Islam telah memberikan hak thalaq kepada pihak laki-laki secara mutlak. Namun oleh sebagian laki-laki yang kurang bertanggungjawab, hak thalaq yang dimilikinya dieksploitir dan disalahgunakan sedemikian rupa untuk berbuat seenaknya terhadap perempuan. Sebagai solusi untuk mengantisipasi hal tersebut, jauh sebelum proses pernikahan berjalan, Islam telah memberikan hak kafa’ah terhadap perempuan. Hal ini dimaksudkan agar pihak perempuan bisa berusaha seselektif mungkin dalam memilih calon suaminya  Target paling minimal adalah, perempuan bisa memilih calon suami yang benar-benar paham akan konsep thalaq, dan bertanggung jawab atas kepemilikan hak thalaq yang ada di tangannya.
2.         Dalam Islam, suami memiliki fungsi sebagai imam dalam rumah tangga dan perempuan sebagai makmumnya.

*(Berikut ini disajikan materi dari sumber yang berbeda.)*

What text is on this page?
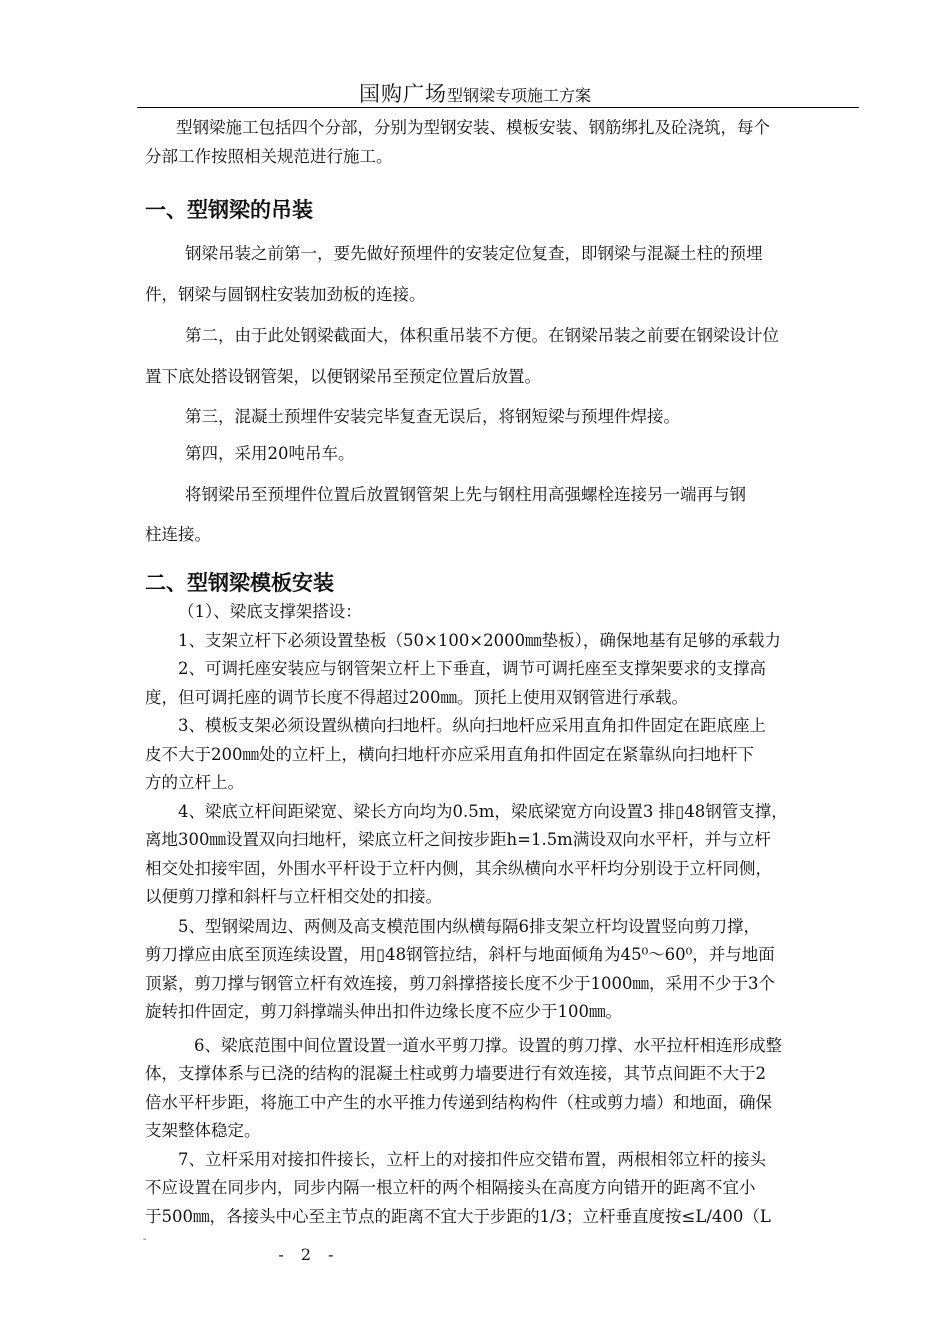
国购广场型钢梁专项施工方案
型钢梁施工包括四个分部，分别为型钢安装、模板安装、钢筋绑扎及砼浇筑，每个
分部工作按照相关规范进行施工。
一、型钢梁的吊装
钢梁吊装之前第一，要先做好预埋件的安装定位复查，即钢梁与混凝土柱的预埋
件，钢梁与圆钢柱安装加劲板的连接。
第二，由于此处钢梁截面大，体积重吊装不方便。在钢梁吊装之前要在钢梁设计位
置下底处搭设钢管架，以便钢梁吊至预定位置后放置。
第三，混凝土预埋件安装完毕复查无误后，将钢短梁与预埋件焊接。
第四，采用20吨吊车。
将钢梁吊至预埋件位置后放置钢管架上先与钢柱用高强螺栓连接另一端再与钢
柱连接。
二、型钢梁模板安装
（1）、梁底支撑架搭设：
1、支架立杆下必须设置垫板（50×100×2000㎜垫板），确保地基有足够的承载力
2、可调托座安装应与钢管架立杆上下垂直，调节可调托座至支撑架要求的支撑高
度，但可调托座的调节长度不得超过200㎜。顶托上使用双钢管进行承载。
3、模板支架必须设置纵横向扫地杆。纵向扫地杆应采用直角扣件固定在距底座上
皮不大于200㎜处的立杆上，横向扫地杆亦应采用直角扣件固定在紧靠纵向扫地杆下
方的立杆上。
4、梁底立杆间距梁宽、梁长方向均为0.5m，梁底梁宽方向设置3 排▯48钢管支撑，
离地300㎜设置双向扫地杆，梁底立杆之间按步距h=1.5m满设双向水平杆，并与立杆
相交处扣接牢固，外围水平杆设于立杆内侧，其余纵横向水平杆均分别设于立杆同侧，
以便剪刀撑和斜杆与立杆相交处的扣接。
5、型钢梁周边、两侧及高支模范围内纵横每隔6排支架立杆均设置竖向剪刀撑，
剪刀撑应由底至顶连续设置，用▯48钢管拉结，斜杆与地面倾角为45⁰～60⁰，并与地面
顶紧，剪刀撑与钢管立杆有效连接，剪刀斜撑搭接长度不少于1000㎜，采用不少于3个
旋转扣件固定，剪刀斜撑端头伸出扣件边缘长度不应少于100㎜。
6、梁底范围中间位置设置一道水平剪刀撑。设置的剪刀撑、水平拉杆相连形成整
体，支撑体系与已浇的结构的混凝土柱或剪力墙要进行有效连接，其节点间距不大于2
倍水平杆步距，将施工中产生的水平推力传递到结构构件（柱或剪力墙）和地面，确保
支架整体稳定。
7、立杆采用对接扣件接长，立杆上的对接扣件应交错布置，两根相邻立杆的接头
不应设置在同步内，同步内隔一根立杆的两个相隔接头在高度方向错开的距离不宜小
于500㎜，各接头中心至主节点的距离不宜大于步距的1/3；立杆垂直度按≤L/400（L
-
- 2 -
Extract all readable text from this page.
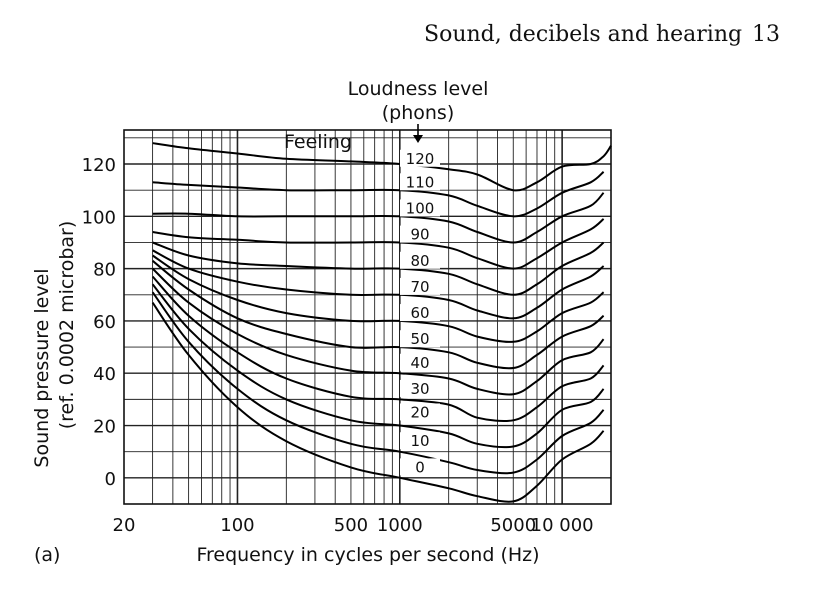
Sound, decibels and hearing 13
0
20
40
60
80
100
120
20	100	500 1000	5000
10 000
0
10
20
30
40
50
60
70
80
90
100
110
120
Loudness level
(phons)
Feeling
Frequency in cycles per second (Hz)
Sound pressure level (ref. 0.0002 microbar)
(a)
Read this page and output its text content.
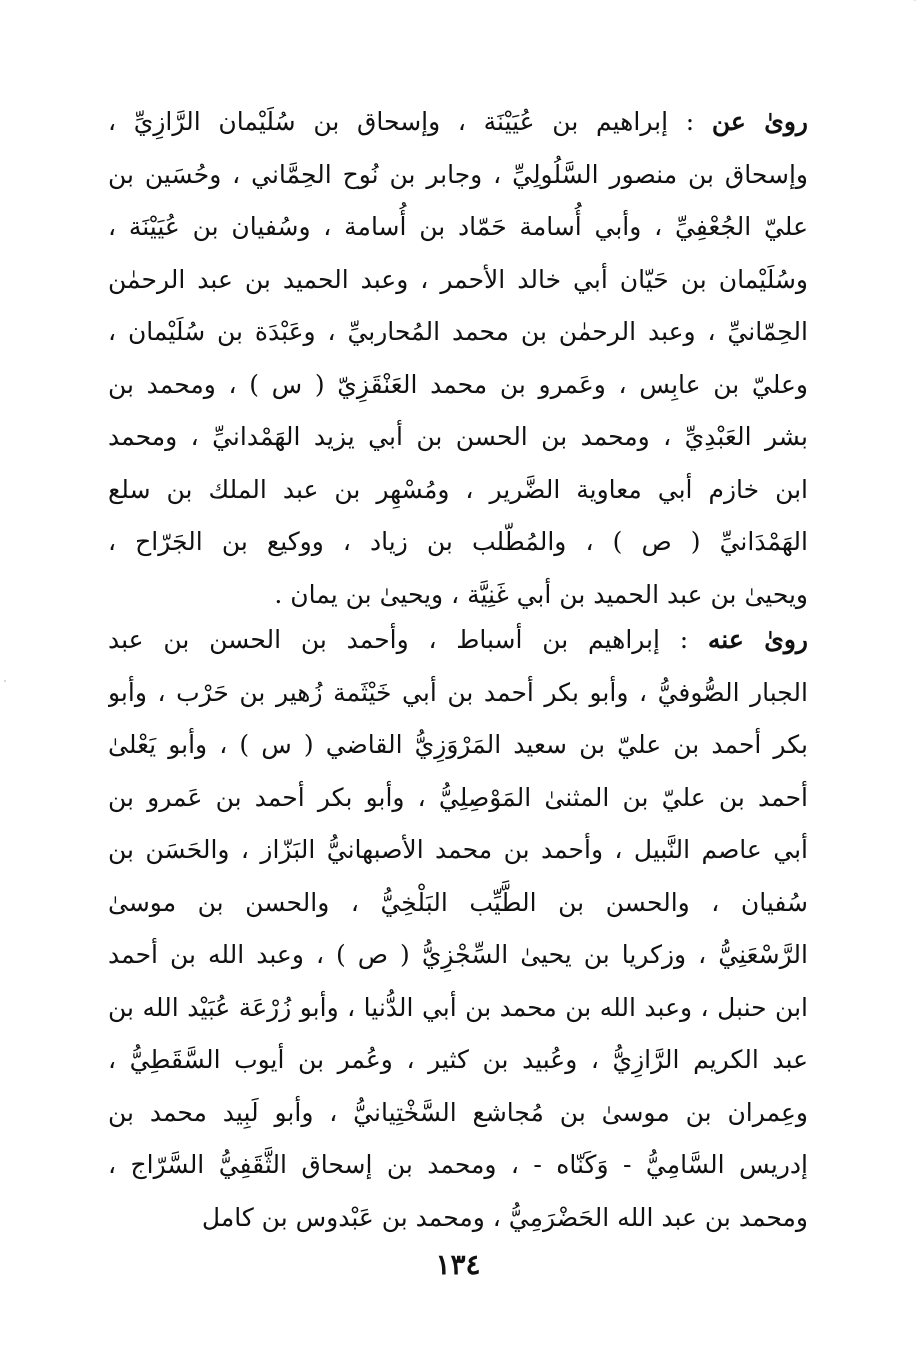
روىٰ عن : إبراهيم بن عُيَيْنَة ، وإسحاق بن سُلَيْمان الرَّازِيِّ ،
وإسحاق بن منصور السَّلُولِيِّ ، وجابر بن نُوح الحِمَّاني ، وحُسَين بن
عليّ الجُعْفِيِّ ، وأبي أُسامة حَمّاد بن أُسامة ، وسُفيان بن عُيَيْنَة ،
وسُلَيْمان بن حَيّان أبي خالد الأحمر ، وعبد الحميد بن عبد الرحمٰن
الحِمّانيِّ ، وعبد الرحمٰن بن محمد المُحاربيِّ ، وعَبْدَة بن سُلَيْمان ،
وعليّ بن عابِس ، وعَمرو بن محمد العَنْقَزِيّ ( س ) ، ومحمد بن
بشر العَبْدِيِّ ، ومحمد بن الحسن بن أبي يزيد الهَمْدانيِّ ، ومحمد
ابن خازم أبي معاوية الضَّرير ، ومُسْهِر بن عبد الملك بن سلع
الهَمْدَانيِّ ( ص ) ، والمُطّلب بن زياد ، ووكيع بن الجَرّاح ،
ويحيىٰ بن عبد الحميد بن أبي غَنِيَّة ، ويحيىٰ بن يمان .
روىٰ عنه : إبراهيم بن أسباط ، وأحمد بن الحسن بن عبد
الجبار الصُّوفيُّ ، وأبو بكر أحمد بن أبي خَيْثَمة زُهير بن حَرْب ، وأبو
بكر أحمد بن عليّ بن سعيد المَرْوَزِيُّ القاضي ( س ) ، وأبو يَعْلىٰ
أحمد بن عليّ بن المثنىٰ المَوْصِلِيُّ ، وأبو بكر أحمد بن عَمرو بن
أبي عاصم النَّبيل ، وأحمد بن محمد الأصبهانيُّ البَزّاز ، والحَسَن بن
سُفيان ، والحسن بن الطَّيِّب البَلْخِيُّ ، والحسن بن موسىٰ
الرَّسْعَنِيُّ ، وزكريا بن يحيىٰ السِّجْزِيُّ ( ص ) ، وعبد الله بن أحمد
ابن حنبل ، وعبد الله بن محمد بن أبي الدُّنيا ، وأبو زُرْعَة عُبَيْد الله بن
عبد الكريم الرَّازِيُّ ، وعُبيد بن كثير ، وعُمر بن أيوب السَّقَطِيُّ ،
وعِمران بن موسىٰ بن مُجاشع السَّخْتِيانيُّ ، وأبو لَبِيد محمد بن
إدريس السَّامِيُّ - وَكَنّاه - ، ومحمد بن إسحاق الثَّقَفِيُّ السَّرّاج ،
ومحمد بن عبد الله الحَضْرَمِيُّ ، ومحمد بن عَبْدوس بن كامل
١٣٤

Konsekuensi dari relasi imam-makmum ini sangat menuntut kesadaran keta’atan dan kepatuhan dari pihak perempuan terhadap suaminya. Hal ini hanya akan berjalan normal dan wajar apabila sang suami berada ‘satu level di atas’ istrinya, atau sekurang-kurangnya sejajar.
3.         Naik atau turunnya derajat seorang istri, sangat ditentukan oleh derajat suaminya.
Seorang perempuan ‘biasa’, akan terangkat derajatnya ketika dinikahi oleh seorang laki-laki yang memiliki status sosial yang tinggi, pendidikan yang mapan, dan derajat keagamaan yang lebih. Sebaliknya, citra negatif suami akan menjadi kredit kurang bagi nama, status sosial, dan kehidupan keagamaan seorang istri.